Baca liputan lain dari VICE Indonesia soal jalannya pemilihan kepala daerah serentak di tagar Pilkada Serentak 2018

Tak semua warga asli Papua puas dengan kepemimpinan Enembe.

"Enembe sudah jadi gubernur selama 5 tahun, tapi tak ada pembangunan berarti di Yahukimo,” ujar Arho Balingga, seorang pemilih dari Yahukimo, kepada VICE. Perempuan itu lantas mengaku bakal memberikan suaranya untuk Wetipo.

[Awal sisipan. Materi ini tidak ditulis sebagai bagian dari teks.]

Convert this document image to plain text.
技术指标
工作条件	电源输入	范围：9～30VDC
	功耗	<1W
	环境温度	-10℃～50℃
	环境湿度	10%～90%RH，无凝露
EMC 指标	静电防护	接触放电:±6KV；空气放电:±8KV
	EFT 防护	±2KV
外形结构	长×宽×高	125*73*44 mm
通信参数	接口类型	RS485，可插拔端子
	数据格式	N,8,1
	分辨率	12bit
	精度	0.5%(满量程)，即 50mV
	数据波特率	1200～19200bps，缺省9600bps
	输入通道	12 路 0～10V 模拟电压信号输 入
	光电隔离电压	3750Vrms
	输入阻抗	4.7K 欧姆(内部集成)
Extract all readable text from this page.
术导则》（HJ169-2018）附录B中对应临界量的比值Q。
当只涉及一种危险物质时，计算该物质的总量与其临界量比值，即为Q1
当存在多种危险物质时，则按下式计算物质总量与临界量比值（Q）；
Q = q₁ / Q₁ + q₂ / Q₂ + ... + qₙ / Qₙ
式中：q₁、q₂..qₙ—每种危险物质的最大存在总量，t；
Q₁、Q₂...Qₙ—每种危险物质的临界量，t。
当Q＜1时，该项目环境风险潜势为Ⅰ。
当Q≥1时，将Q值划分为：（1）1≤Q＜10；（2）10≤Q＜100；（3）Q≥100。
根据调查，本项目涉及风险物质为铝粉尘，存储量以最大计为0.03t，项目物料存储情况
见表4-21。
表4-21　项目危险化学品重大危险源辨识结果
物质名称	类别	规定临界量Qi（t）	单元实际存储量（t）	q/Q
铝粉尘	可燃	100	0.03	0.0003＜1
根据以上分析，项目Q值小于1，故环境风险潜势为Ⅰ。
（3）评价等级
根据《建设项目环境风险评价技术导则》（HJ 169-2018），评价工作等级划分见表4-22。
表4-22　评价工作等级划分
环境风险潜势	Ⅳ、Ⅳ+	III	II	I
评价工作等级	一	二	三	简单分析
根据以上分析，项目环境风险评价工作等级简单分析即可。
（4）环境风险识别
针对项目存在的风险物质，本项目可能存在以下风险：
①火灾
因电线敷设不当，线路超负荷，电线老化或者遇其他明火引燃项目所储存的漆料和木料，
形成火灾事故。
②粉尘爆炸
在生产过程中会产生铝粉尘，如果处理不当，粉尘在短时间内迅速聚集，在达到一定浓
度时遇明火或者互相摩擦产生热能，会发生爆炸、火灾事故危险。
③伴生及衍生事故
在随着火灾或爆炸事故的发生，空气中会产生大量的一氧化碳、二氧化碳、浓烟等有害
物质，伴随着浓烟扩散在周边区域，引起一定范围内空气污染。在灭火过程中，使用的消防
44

Di Jayapura, Ethia Lokbere mencoblos Wetipo dan pasangannya, yang selama kampanye dikenal dengan julukan JOSHUA. Dia yakin JOSHUA akan membawa Papua ke masa depan yang lebih baik.

"JOSHUA ingin membangun Papua yang lebih independen," ujarnya kepada VICE. "Wetipo ingin menciptakan atmosfir yang lebih aman. Beliau ingin mewujudkan Papua yang lebih damai dan sejahtera bagi warganya, jadi kami tak lagi bergantung pada orang lain.”

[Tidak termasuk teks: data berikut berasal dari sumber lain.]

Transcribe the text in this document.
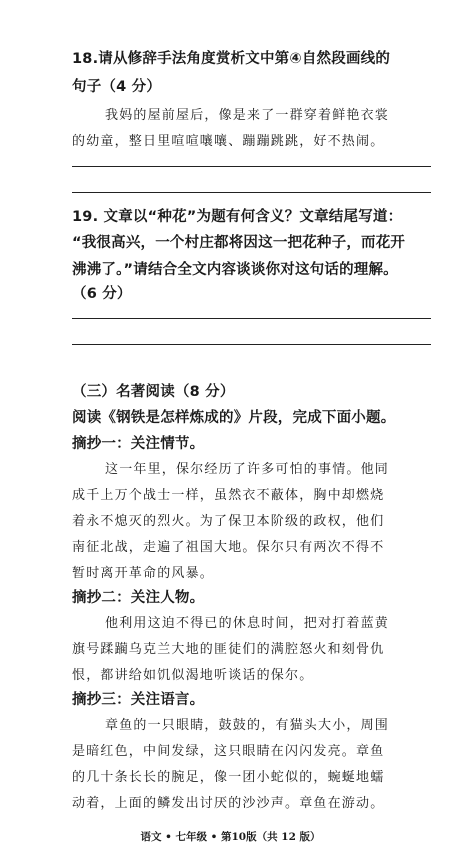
18.请从修辞手法角度赏析文中第④自然段画线的
句子（4 分）
我妈的屋前屋后，像是来了一群穿着鲜艳衣裳
的幼童，整日里喧喧嚷嚷、蹦蹦跳跳，好不热闹。
19. 文章以“种花”为题有何含义？文章结尾写道：
“我很高兴，一个村庄都将因这一把花种子，而花开
沸沸了。”请结合全文内容谈谈你对这句话的理解。
（6 分）
（三）名著阅读（8 分）
阅读《钢铁是怎样炼成的》片段，完成下面小题。
摘抄一：关注情节。
这一年里，保尔经历了许多可怕的事情。他同
成千上万个战士一样，虽然衣不蔽体，胸中却燃烧
着永不熄灭的烈火。为了保卫本阶级的政权，他们
南征北战，走遍了祖国大地。保尔只有两次不得不
暂时离开革命的风暴。
摘抄二：关注人物。
他利用这迫不得已的休息时间，把对打着蓝黄
旗号蹂躏乌克兰大地的匪徒们的满腔怒火和刻骨仇
恨，都讲给如饥似渴地听谈话的保尔。
摘抄三：关注语言。
章鱼的一只眼睛，鼓鼓的，有猫头大小，周围
是暗红色，中间发绿，这只眼睛在闪闪发亮。章鱼
的几十条长长的腕足，像一团小蛇似的，蜿蜒地蠕
动着，上面的鳞发出讨厌的沙沙声。章鱼在游动。
语文 • 七年级 • 第10版（共 12 版）
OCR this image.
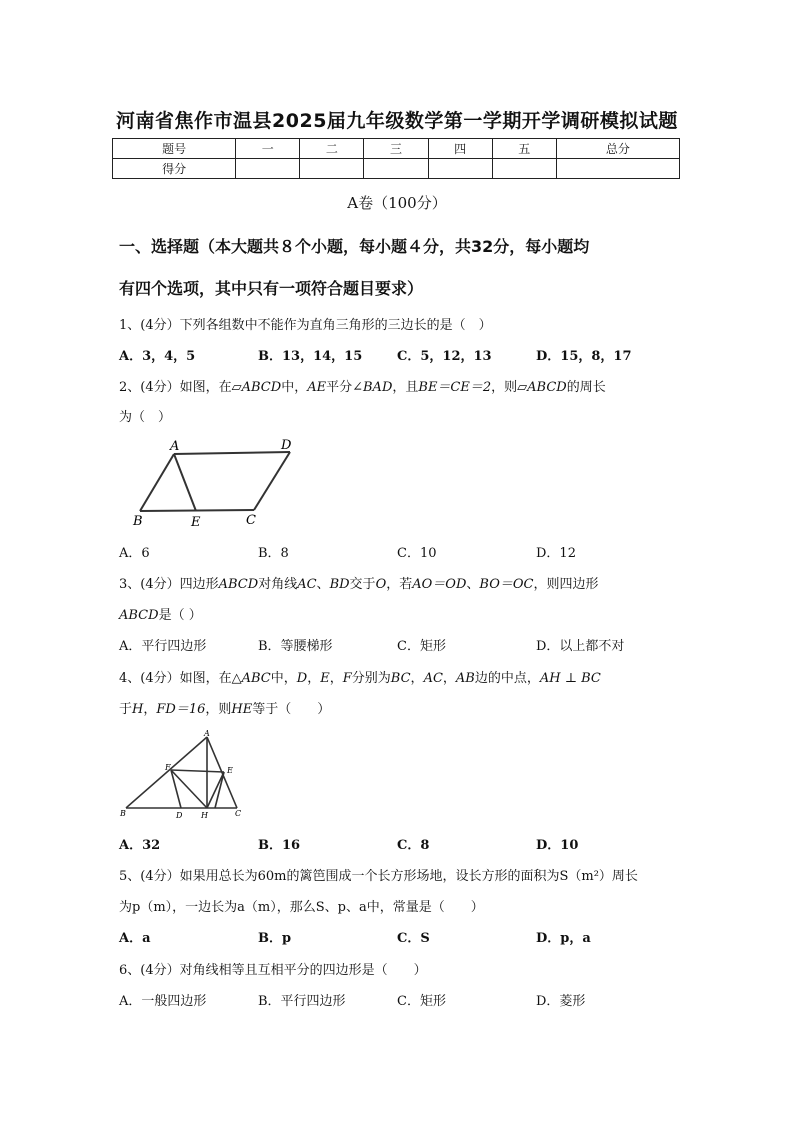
河南省焦作市温县2025届九年级数学第一学期开学调研模拟试题
题号	一	二	三	四	五	总分
得分						
A卷（100分）
一、选择题（本大题共８个小题，每小题４分，共32分，每小题均
有四个选项，其中只有一项符合题目要求）
1、(4分）下列各组数中不能作为直角三角形的三边长的是（　）
A．3，4，5	B．13，14，15	C．5，12，13	D．15，8，17
2、(4分）如图，在▱ABCD中，AE平分∠BAD，且BE＝CE＝2，则▱ABCD的周长
为（　）
A	D
B	E	C
A．6	B．8	C．10	D．12
3、(4分）四边形ABCD对角线AC、BD交于O，若AO＝OD、BO＝OC，则四边形
ABCD是（ ）
A．平行四边形	B．等腰梯形	C．矩形	D．以上都不对
4、(4分）如图，在△ABC中，D，E，F分别为BC，AC，AB边的中点，AH ⊥ BC
于H，FD＝16，则HE等于（　　）
A
F	E
B	D H	C
A．32	B．16	C．8	D．10
5、(4分）如果用总长为60m的篱笆围成一个长方形场地，设长方形的面积为S（m²）周长
为p（m），一边长为a（m），那么S、p、a中，常量是（　　）
A．a	B．p	C．S	D．p，a
6、(4分）对角线相等且互相平分的四边形是（　　）
A．一般四边形	B．平行四边形	C．矩形	D．菱形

Namun, kedua kandidat yang bersaing dalam pilgub papua 27 Juni lalu menghindari isu paling penting di Papua, permintaan pelaksanaan referendum kemerdekaan Papua. Komite Nasional Papua Barat (KNPB), sebuah organisasi yang terus mendesak Jakarta untuk segera menyelenggerakan referendum di Papua, menyatakan tak mendukung salah satu dari kedua kandidat gubernur Papua.

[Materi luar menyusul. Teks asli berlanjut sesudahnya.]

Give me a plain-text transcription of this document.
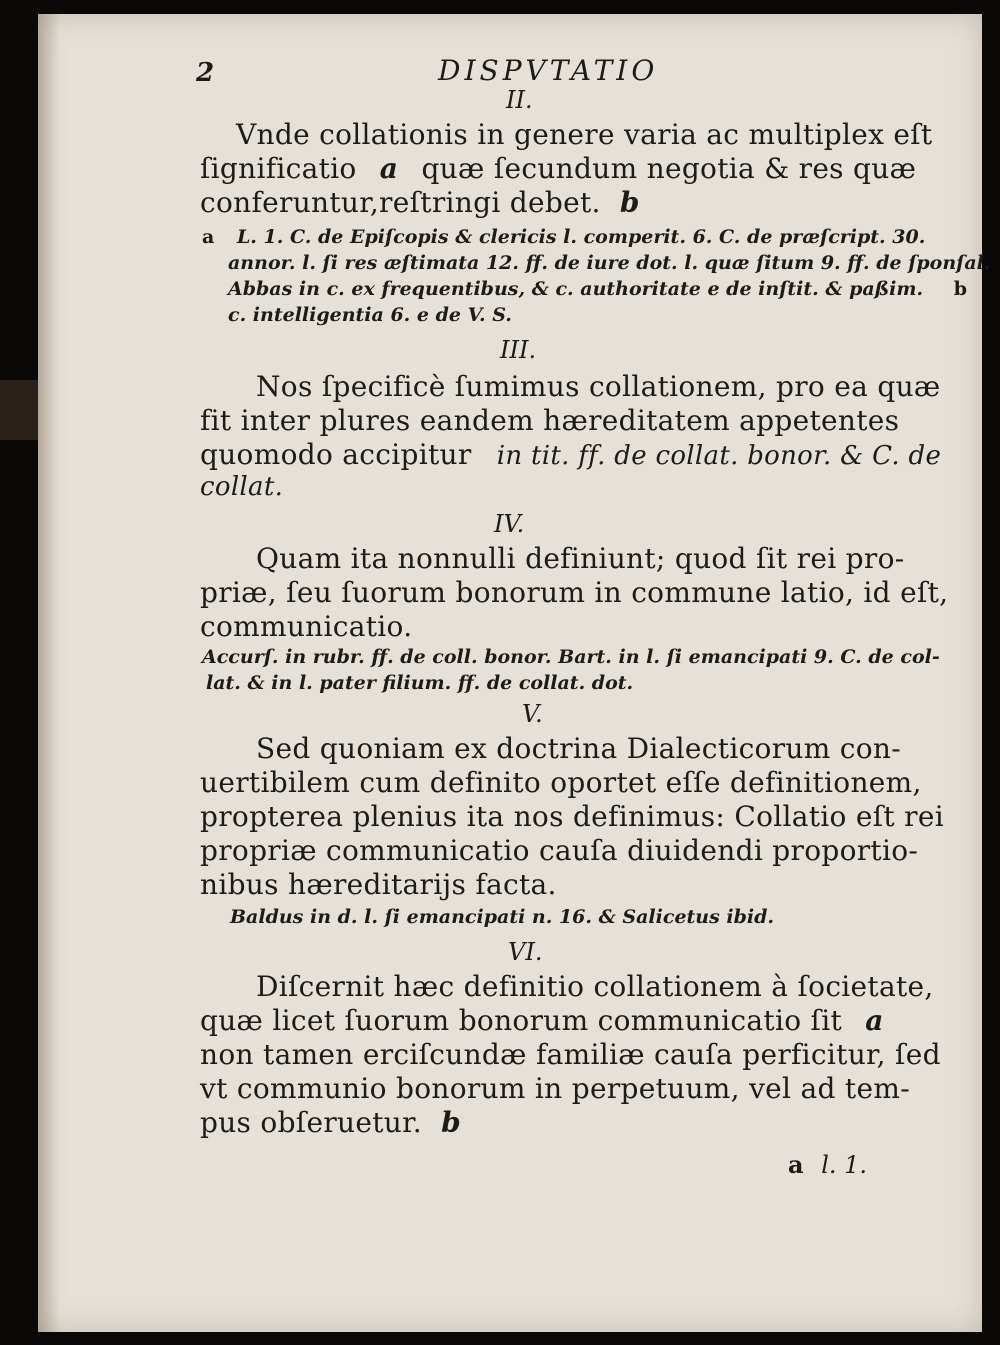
2	DISPVTATIO
II.
Vnde collationis in genere varia ac multiplex eſt
ſignificatio a quæ ſecundum negotia & res quæ
conferuntur,reſtringi debet. b
a L. 1. C. de Epiſcopis & clericis l. comperit. 6. C. de præſcript. 30.
annor. l. ſi res æſtimata 12. ff. de iure dot. l. quæ ſitum 9. ff. de ſponſal.
Abbas in c. ex frequentibus, & c. authoritate e de inſtit. & paßim. b
c. intelligentia 6. e de V. S.
III.
Nos ſpecificè ſumimus collationem, pro ea quæ
fit inter plures eandem hæreditatem appetentes
quomodo accipitur in tit. ff. de collat. bonor. & C. de
collat.
IV.
Quam ita nonnulli definiunt; quod ſit rei pro-
priæ, ſeu ſuorum bonorum in commune latio, id eſt,
communicatio.
Accurſ. in rubr. ff. de coll. bonor. Bart. in l. ſi emancipati 9. C. de col-
lat. & in l. pater filium. ff. de collat. dot.
V.
Sed quoniam ex doctrina Dialecticorum con-
uertibilem cum definito oportet eſſe definitionem,
propterea plenius ita nos definimus: Collatio eſt rei
propriæ communicatio cauſa diuidendi proportio-
nibus hæreditarijs facta.
Baldus in d. l. ſi emancipati n. 16. & Salicetus ibid.
VI.
Diſcernit hæc definitio collationem à ſocietate,
quæ licet ſuorum bonorum communicatio ſit a
non tamen erciſcundæ familiæ cauſa perficitur, ſed
vt communio bonorum in perpetuum, vel ad tem-
pus obſeruetur. b
a l. 1.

Ones Suhuniap, Sekretaris Jenderal KNPB, mengatakan kepada VICE kedua kandidat gubernur sebenarnya tak memikirkan penduduk asli Papua sama sekali.

"Gubernur Papua baru hanya akan menguntungkan Jakarta,” ujarnya. "Jika anggota KNPB ingin menggunakan hak pilihnya, itu pilihan mereka. Yang pasti, pimpinan organisasi ini tak ikut terlibat mendukung salah satu kandidat gubernur Papua.”